Журналист, потирая руки, ходил вокруг шкафа и прикидывал - сколько денег он сможет выручить за дубового монстра и как их потратит. Вдруг ему показалось, что в комнате маловато света - всего великолепия шкафа покупатель не увидит. И тогда-то пришла пагубная мысль - перетащить шкаф в большую комнату - где большое окно, много солнца.
Разбирать дубовое чудище было лень. И Борзов, поднатужившись, не зря занимался когда-то в юности борьбой и штангой, сантиметр за сантиметром начал пропихивать шкаф из маленькой комнаты в большую. Снял дверь с петель и, пыхтя от натуги, начал операцию. До дверного проема шкаф дополз сравнительно быстро - благо, линолеум постелен новый, еще гладкий. И в дверь пролез наполовину. А дальше - ни в какую.
Борзов отер пот со лба, присел на табуретку - передохнуть. Хлопнул по карманам рубашки, потом себя по лбу - сигареты забыл на кухне. Безнадежно пробежался глазами по комнате - вряд ли тут могла заваляться пачка или сигаретка. Вот зажигалка лежит - на стареньком, мутном от времени трюмо. Вообще, думал Борзов, надо бы из этой комнаты соорудить что-то вроде чулана, кладовки. Собрать со всей квартиры ненужные вещи, которые жаль или лень выкидывать, и складировать в этой маленькой комнатенке. Можно бы предложить антикварам и трюмо (правда, у него одна ножка не родная), и еще что-нибудь...

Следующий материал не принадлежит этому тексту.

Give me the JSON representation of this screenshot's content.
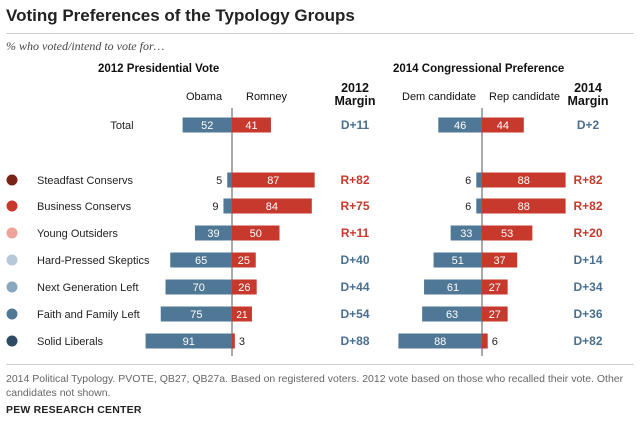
{
  "title": "Voting Preferences of the Typology Groups",
  "subtitle": "% who voted/intend to vote for…",
  "left_section": {
    "title": "2012 Presidential Vote",
    "col_dem": "Obama",
    "col_rep": "Romney",
    "margin_header": [
      "2012",
      "Margin"
    ]
  },
  "right_section": {
    "title": "2014 Congressional Preference",
    "col_dem": "Dem candidate",
    "col_rep": "Rep candidate",
    "margin_header": [
      "2014",
      "Margin"
    ]
  },
  "colors": {
    "dem_bar": "#4f7796",
    "rep_bar": "#c6392c",
    "dem_text": "#4a6f8f",
    "rep_text": "#c6392c"
  },
  "chart_data": [
    {
      "type": "bar",
      "title": "2012 Presidential Vote",
      "categories": [
        "Total",
        "Steadfast Conservs",
        "Business Conservs",
        "Young Outsiders",
        "Hard-Pressed Skeptics",
        "Next Generation Left",
        "Faith and Family Left",
        "Solid Liberals"
      ],
      "series": [
        {
          "name": "Obama",
          "values": [
            52,
            5,
            9,
            39,
            65,
            70,
            75,
            91
          ]
        },
        {
          "name": "Romney",
          "values": [
            41,
            87,
            84,
            50,
            25,
            26,
            21,
            3
          ]
        }
      ],
      "margin_label": "2012 Margin",
      "margins": [
        "D+11",
        "R+82",
        "R+75",
        "R+11",
        "D+40",
        "D+44",
        "D+54",
        "D+88"
      ]
    },
    {
      "type": "bar",
      "title": "2014 Congressional Preference",
      "categories": [
        "Total",
        "Steadfast Conservs",
        "Business Conservs",
        "Young Outsiders",
        "Hard-Pressed Skeptics",
        "Next Generation Left",
        "Faith and Family Left",
        "Solid Liberals"
      ],
      "series": [
        {
          "name": "Dem candidate",
          "values": [
            46,
            6,
            6,
            33,
            51,
            61,
            63,
            88
          ]
        },
        {
          "name": "Rep candidate",
          "values": [
            44,
            88,
            88,
            53,
            37,
            27,
            27,
            6
          ]
        }
      ],
      "margin_label": "2014 Margin",
      "margins": [
        "D+2",
        "R+82",
        "R+82",
        "R+20",
        "D+14",
        "D+34",
        "D+36",
        "D+82"
      ]
    }
  ],
  "group_dots": [
    "#7a2418",
    "#c6392c",
    "#eea39a",
    "#b7c8d8",
    "#8aa7c0",
    "#4f7796",
    "#2f4b63"
  ],
  "note": "2014 Political Typology. PVOTE, QB27, QB27a. Based on registered voters. 2012 vote based on those who recalled their vote. Other candidates not shown.",
  "source": "PEW RESEARCH CENTER"
}
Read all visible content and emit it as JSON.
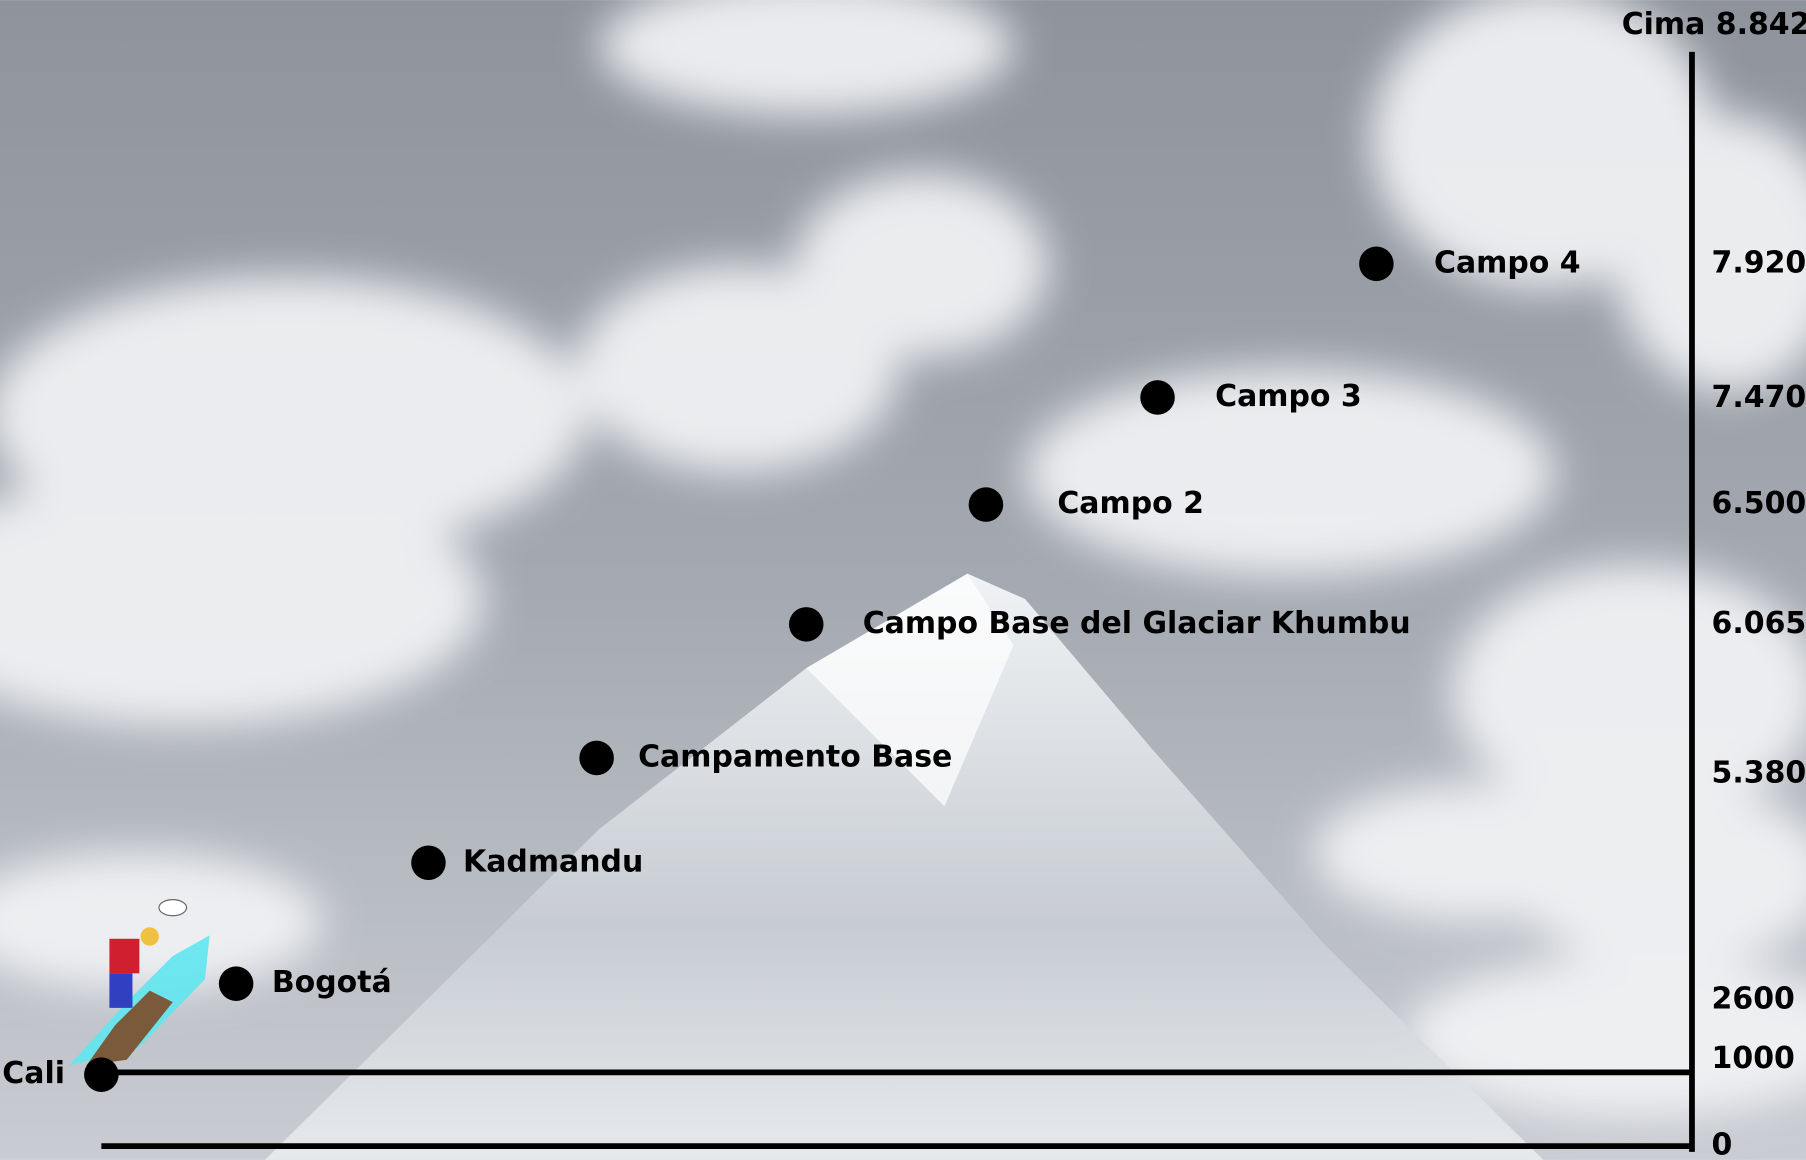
{
  "axis": {
    "top_label": "Cima 8.842",
    "labels": [
      "7.920",
      "7.470",
      "6.500",
      "6.065",
      "5.380",
      "2600",
      "1000",
      "0"
    ]
  },
  "stops": [
    "Cali",
    "Bogotá",
    "Kadmandu",
    "Campamento Base",
    "Campo Base del Glaciar Khumbu",
    "Campo 2",
    "Campo 3",
    "Campo 4"
  ]
}
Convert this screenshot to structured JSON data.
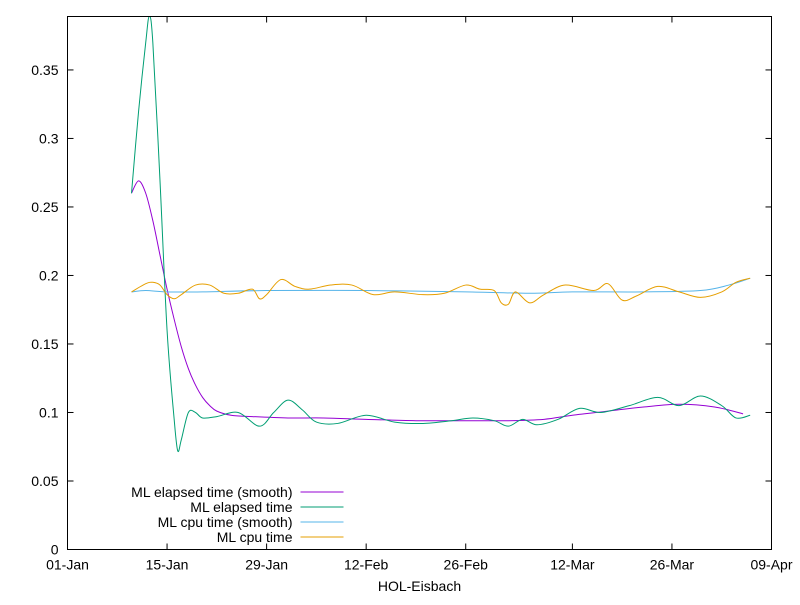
{
  "chart_data": {
    "type": "line",
    "title": "",
    "xlabel": "HOL-Eisbach",
    "ylabel": "",
    "x_type": "date",
    "xlim": [
      "2024-01-01",
      "2024-04-09"
    ],
    "ylim": [
      0,
      0.389
    ],
    "x_ticks": [
      {
        "date": "2024-01-01",
        "label": "01-Jan"
      },
      {
        "date": "2024-01-15",
        "label": "15-Jan"
      },
      {
        "date": "2024-01-29",
        "label": "29-Jan"
      },
      {
        "date": "2024-02-12",
        "label": "12-Feb"
      },
      {
        "date": "2024-02-26",
        "label": "26-Feb"
      },
      {
        "date": "2024-03-12",
        "label": "12-Mar"
      },
      {
        "date": "2024-03-26",
        "label": "26-Mar"
      },
      {
        "date": "2024-04-09",
        "label": "09-Apr"
      }
    ],
    "y_ticks": [
      {
        "value": 0,
        "label": "0"
      },
      {
        "value": 0.05,
        "label": "0.05"
      },
      {
        "value": 0.1,
        "label": "0.1"
      },
      {
        "value": 0.15,
        "label": "0.15"
      },
      {
        "value": 0.2,
        "label": "0.2"
      },
      {
        "value": 0.25,
        "label": "0.25"
      },
      {
        "value": 0.3,
        "label": "0.3"
      },
      {
        "value": 0.35,
        "label": "0.35"
      }
    ],
    "grid": false,
    "legend_position": "bottom-left",
    "series": [
      {
        "name": "ML elapsed time (smooth)",
        "color": "#9400d3",
        "points": [
          [
            "2024-01-10",
            0.26
          ],
          [
            "2024-01-11",
            0.269
          ],
          [
            "2024-01-12",
            0.26
          ],
          [
            "2024-01-13",
            0.24
          ],
          [
            "2024-01-14",
            0.215
          ],
          [
            "2024-01-15",
            0.19
          ],
          [
            "2024-01-16",
            0.168
          ],
          [
            "2024-01-17",
            0.148
          ],
          [
            "2024-01-18",
            0.132
          ],
          [
            "2024-01-19",
            0.12
          ],
          [
            "2024-01-20",
            0.111
          ],
          [
            "2024-01-21",
            0.105
          ],
          [
            "2024-01-22",
            0.101
          ],
          [
            "2024-01-24",
            0.098
          ],
          [
            "2024-01-27",
            0.097
          ],
          [
            "2024-02-01",
            0.096
          ],
          [
            "2024-02-06",
            0.096
          ],
          [
            "2024-02-12",
            0.095
          ],
          [
            "2024-02-19",
            0.094
          ],
          [
            "2024-02-26",
            0.094
          ],
          [
            "2024-03-03",
            0.094
          ],
          [
            "2024-03-08",
            0.095
          ],
          [
            "2024-03-12",
            0.098
          ],
          [
            "2024-03-17",
            0.101
          ],
          [
            "2024-03-22",
            0.104
          ],
          [
            "2024-03-27",
            0.106
          ],
          [
            "2024-04-01",
            0.104
          ],
          [
            "2024-04-05",
            0.099
          ]
        ]
      },
      {
        "name": "ML elapsed time",
        "color": "#009e73",
        "points": [
          [
            "2024-01-10",
            0.26
          ],
          [
            "2024-01-11",
            0.32
          ],
          [
            "2024-01-12",
            0.37
          ],
          [
            "2024-01-12.5",
            0.389
          ],
          [
            "2024-01-13",
            0.37
          ],
          [
            "2024-01-14",
            0.27
          ],
          [
            "2024-01-15",
            0.16
          ],
          [
            "2024-01-16",
            0.095
          ],
          [
            "2024-01-16.5",
            0.072
          ],
          [
            "2024-01-17",
            0.08
          ],
          [
            "2024-01-18",
            0.1
          ],
          [
            "2024-01-19",
            0.1
          ],
          [
            "2024-01-20",
            0.096
          ],
          [
            "2024-01-22",
            0.097
          ],
          [
            "2024-01-25",
            0.1
          ],
          [
            "2024-01-28",
            0.09
          ],
          [
            "2024-01-30",
            0.1
          ],
          [
            "2024-02-01",
            0.109
          ],
          [
            "2024-02-03",
            0.102
          ],
          [
            "2024-02-05",
            0.093
          ],
          [
            "2024-02-08",
            0.092
          ],
          [
            "2024-02-12",
            0.098
          ],
          [
            "2024-02-16",
            0.093
          ],
          [
            "2024-02-20",
            0.092
          ],
          [
            "2024-02-24",
            0.094
          ],
          [
            "2024-02-27",
            0.096
          ],
          [
            "2024-03-01",
            0.094
          ],
          [
            "2024-03-03",
            0.09
          ],
          [
            "2024-03-05",
            0.095
          ],
          [
            "2024-03-07",
            0.091
          ],
          [
            "2024-03-10",
            0.095
          ],
          [
            "2024-03-13",
            0.103
          ],
          [
            "2024-03-16",
            0.1
          ],
          [
            "2024-03-20",
            0.105
          ],
          [
            "2024-03-24",
            0.111
          ],
          [
            "2024-03-27",
            0.105
          ],
          [
            "2024-03-30",
            0.112
          ],
          [
            "2024-04-02",
            0.105
          ],
          [
            "2024-04-04",
            0.096
          ],
          [
            "2024-04-06",
            0.098
          ]
        ]
      },
      {
        "name": "ML cpu time (smooth)",
        "color": "#56b4e9",
        "points": [
          [
            "2024-01-10",
            0.188
          ],
          [
            "2024-01-12",
            0.189
          ],
          [
            "2024-01-15",
            0.188
          ],
          [
            "2024-01-20",
            0.188
          ],
          [
            "2024-01-29",
            0.189
          ],
          [
            "2024-02-12",
            0.189
          ],
          [
            "2024-02-26",
            0.188
          ],
          [
            "2024-03-06",
            0.187
          ],
          [
            "2024-03-12",
            0.188
          ],
          [
            "2024-03-22",
            0.188
          ],
          [
            "2024-03-30",
            0.189
          ],
          [
            "2024-04-03",
            0.193
          ],
          [
            "2024-04-06",
            0.198
          ]
        ]
      },
      {
        "name": "ML cpu time",
        "color": "#e69f00",
        "points": [
          [
            "2024-01-10",
            0.188
          ],
          [
            "2024-01-12",
            0.194
          ],
          [
            "2024-01-13",
            0.195
          ],
          [
            "2024-01-14",
            0.193
          ],
          [
            "2024-01-15",
            0.186
          ],
          [
            "2024-01-16",
            0.183
          ],
          [
            "2024-01-17",
            0.186
          ],
          [
            "2024-01-19",
            0.193
          ],
          [
            "2024-01-21",
            0.193
          ],
          [
            "2024-01-23",
            0.187
          ],
          [
            "2024-01-25",
            0.187
          ],
          [
            "2024-01-27",
            0.19
          ],
          [
            "2024-01-28",
            0.183
          ],
          [
            "2024-01-29",
            0.186
          ],
          [
            "2024-01-31",
            0.197
          ],
          [
            "2024-02-02",
            0.192
          ],
          [
            "2024-02-04",
            0.19
          ],
          [
            "2024-02-07",
            0.193
          ],
          [
            "2024-02-10",
            0.193
          ],
          [
            "2024-02-13",
            0.186
          ],
          [
            "2024-02-16",
            0.188
          ],
          [
            "2024-02-20",
            0.186
          ],
          [
            "2024-02-23",
            0.187
          ],
          [
            "2024-02-26",
            0.193
          ],
          [
            "2024-02-28",
            0.19
          ],
          [
            "2024-03-01",
            0.189
          ],
          [
            "2024-03-02",
            0.18
          ],
          [
            "2024-03-03",
            0.179
          ],
          [
            "2024-03-04",
            0.188
          ],
          [
            "2024-03-06",
            0.18
          ],
          [
            "2024-03-08",
            0.186
          ],
          [
            "2024-03-11",
            0.193
          ],
          [
            "2024-03-15",
            0.189
          ],
          [
            "2024-03-17",
            0.194
          ],
          [
            "2024-03-19",
            0.182
          ],
          [
            "2024-03-21",
            0.185
          ],
          [
            "2024-03-24",
            0.192
          ],
          [
            "2024-03-27",
            0.188
          ],
          [
            "2024-03-30",
            0.184
          ],
          [
            "2024-04-02",
            0.188
          ],
          [
            "2024-04-04",
            0.195
          ],
          [
            "2024-04-06",
            0.198
          ]
        ]
      }
    ]
  }
}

Ну, пора - до прихода покупателей оставалось чуть больше часа. Борзов стряхнул расслабленность и уперся руками в стенку шкафа. Журналист кряхтел, сопел, ругался матом. Но шкаф это нисколько не трогало - как стоял каменной глыбой в проеме, так и остался, хоть бы на сантиметр сдвинулся. Словно приклеился к косякам.
Борзов озверел. Зарычав, он согнулся, уперся плечом и со всей силы навалился на дубовую стенку. В спине что-то пискнуло, и Борзова перекосило. Он тихо охнул и, как был перекошенный на левую сторону, так и попятился к стене.
Через полчаса получилось выпрямиться. Но подступиться снова к шкафу было боязно. Однако Борзов посмотрел на часы и крякнул: скоро люди придут, а он даже дверь открыть не сможет. Журналист с ненавистью покосился на шкаф: скотина проклятая, нарочно он, что ли? И тут сердце Борзова радостно екнуло: сверху, между шкафом и притолокой, было довольно-таки приличное расстояние. Тощему Борзову можно было попытаться пролезть, протиснуться наружу.
Подставив табуретку, журналист осторожно влез на нее и попробовал подтянуться. Тут же спину пронзила дикая боль, и Борзов, отцепив руки, закачался на табуретке, не удержался и шмякнулся на пол, больно ушибив бедро.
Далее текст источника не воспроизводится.